Each computer in the lab runs on Microsoft Windows 2000 Professional, soon to be upgraded to Windows XP Professional. In addition, the computers are outfitted with Office XP Professional, Front Page 2002, Publisher 2002, Picture It! Premium Edition 2002, Encarta Reference Library 2002, Streets and Trips 2002, Magic School Bus and Creative Writer 2.0.
“I can do basic things on a computer, but I’ve seen kids make their own Web pages,” says Gerald Carino, Salesian B & GC program director. “They just keep teaching each other. It just amazes me.”
Crager would like to implement a program that will teach the kids to touch type, but currently, they already use the computers to accomplish a variety of tasks — not only do they create their own Web pages, but they also do their homework; conduct research on the Internet; e-mail; play games; chat with their friends.

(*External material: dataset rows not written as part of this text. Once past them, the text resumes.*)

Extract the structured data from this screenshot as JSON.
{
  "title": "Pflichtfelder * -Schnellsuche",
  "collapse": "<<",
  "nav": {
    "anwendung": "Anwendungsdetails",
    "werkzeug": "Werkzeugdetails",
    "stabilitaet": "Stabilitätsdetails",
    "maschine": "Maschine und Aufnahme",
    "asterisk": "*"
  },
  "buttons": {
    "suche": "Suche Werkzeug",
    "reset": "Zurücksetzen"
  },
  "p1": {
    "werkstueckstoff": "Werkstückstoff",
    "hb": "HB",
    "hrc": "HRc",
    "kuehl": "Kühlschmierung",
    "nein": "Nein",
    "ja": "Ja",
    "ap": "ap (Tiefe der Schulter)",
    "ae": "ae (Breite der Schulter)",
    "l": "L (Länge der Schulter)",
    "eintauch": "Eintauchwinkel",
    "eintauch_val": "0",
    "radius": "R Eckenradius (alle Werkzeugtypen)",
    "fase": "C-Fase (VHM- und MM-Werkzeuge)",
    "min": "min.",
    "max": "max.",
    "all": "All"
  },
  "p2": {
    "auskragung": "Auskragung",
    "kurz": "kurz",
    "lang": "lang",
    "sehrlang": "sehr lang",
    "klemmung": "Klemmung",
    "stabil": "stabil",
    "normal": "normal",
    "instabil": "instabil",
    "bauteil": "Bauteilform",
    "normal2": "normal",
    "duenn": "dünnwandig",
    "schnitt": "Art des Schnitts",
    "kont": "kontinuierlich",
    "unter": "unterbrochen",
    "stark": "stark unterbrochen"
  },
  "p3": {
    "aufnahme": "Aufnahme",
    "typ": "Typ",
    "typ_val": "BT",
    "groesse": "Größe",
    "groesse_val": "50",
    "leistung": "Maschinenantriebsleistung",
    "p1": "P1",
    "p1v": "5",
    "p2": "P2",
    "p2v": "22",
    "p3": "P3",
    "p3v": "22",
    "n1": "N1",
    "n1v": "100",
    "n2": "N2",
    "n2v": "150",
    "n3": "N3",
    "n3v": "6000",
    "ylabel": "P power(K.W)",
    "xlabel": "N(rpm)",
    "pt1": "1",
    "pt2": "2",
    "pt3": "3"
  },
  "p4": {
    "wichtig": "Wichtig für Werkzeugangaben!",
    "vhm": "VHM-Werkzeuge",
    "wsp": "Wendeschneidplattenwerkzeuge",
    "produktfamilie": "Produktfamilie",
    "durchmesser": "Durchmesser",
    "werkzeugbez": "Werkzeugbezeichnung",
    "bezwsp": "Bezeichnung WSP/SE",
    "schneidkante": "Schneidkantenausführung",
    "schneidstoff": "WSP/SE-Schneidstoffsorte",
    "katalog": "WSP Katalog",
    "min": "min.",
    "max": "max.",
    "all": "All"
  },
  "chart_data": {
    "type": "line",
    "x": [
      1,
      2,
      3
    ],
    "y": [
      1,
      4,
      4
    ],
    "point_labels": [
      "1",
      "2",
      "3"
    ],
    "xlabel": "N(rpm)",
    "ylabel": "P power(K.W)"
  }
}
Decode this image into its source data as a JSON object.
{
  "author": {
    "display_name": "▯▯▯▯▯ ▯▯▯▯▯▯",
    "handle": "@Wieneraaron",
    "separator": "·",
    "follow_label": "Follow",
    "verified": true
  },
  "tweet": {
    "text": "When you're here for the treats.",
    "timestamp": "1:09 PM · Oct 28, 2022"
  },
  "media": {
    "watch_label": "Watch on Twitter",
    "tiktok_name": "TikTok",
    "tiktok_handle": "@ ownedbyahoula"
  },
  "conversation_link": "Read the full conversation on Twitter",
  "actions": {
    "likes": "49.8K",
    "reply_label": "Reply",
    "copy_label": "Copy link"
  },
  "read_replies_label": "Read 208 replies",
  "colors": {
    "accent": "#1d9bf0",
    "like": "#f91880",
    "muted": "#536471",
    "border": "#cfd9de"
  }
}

One such youth is Carlos Mena, 13, a middle-school student who has been attending the Salesian B & GC since he was 6. “When I heard about the computer lab, I thought, ‘This is really cool,'” he says. “Now I can use programs that I wouldn’t think I could use, like Microsoft Word. I can do my homework on it, and since we have Internet Explorer, I can do my research on social studies, and then just type it up.”
Mena says he visits daily after school, spending as many as four hours visiting with his friends and playing sports such as dodgeball, football and baseball. But the Club Tech program has made the Salesian B & GC much more than a “swim ‘n gym.” Most of Mena’s time is spent doing his homework in the computer lab. “It’s like a camp where you can learn a lot of things,” he says. “My parents — and me, too — think it’s a good place because it’s a cool hang out spot, and you can’t get into trouble.”
The Club Tech program helps kids like Mena realize their potential, Crager says, by providing access to technology and the Internet, which exposes them to a world they might never have known otherwise. “Many of these kids are economically deprived, and using the Internet, they can see a lot of things that they ordinarily wouldn’t get a chance to see,” he says. “But now they know that they’ve got access to some of the best technology that’s around for anyone, so they don’t have to feel that they’re taking second place to anybody no matter what their economic circumstances might be. They see they have the tools, and it’s what they do with these tools that’s going to make a difference in their lives.”
“Some of the kids can’t stop looking and learning, clicking on this and that to see what everything does,” Oliveira says. “I was like that, and now I have the opportunity to work here. I tell them that they can do the same thing that I did — and maybe get a job at Microsoft one day.”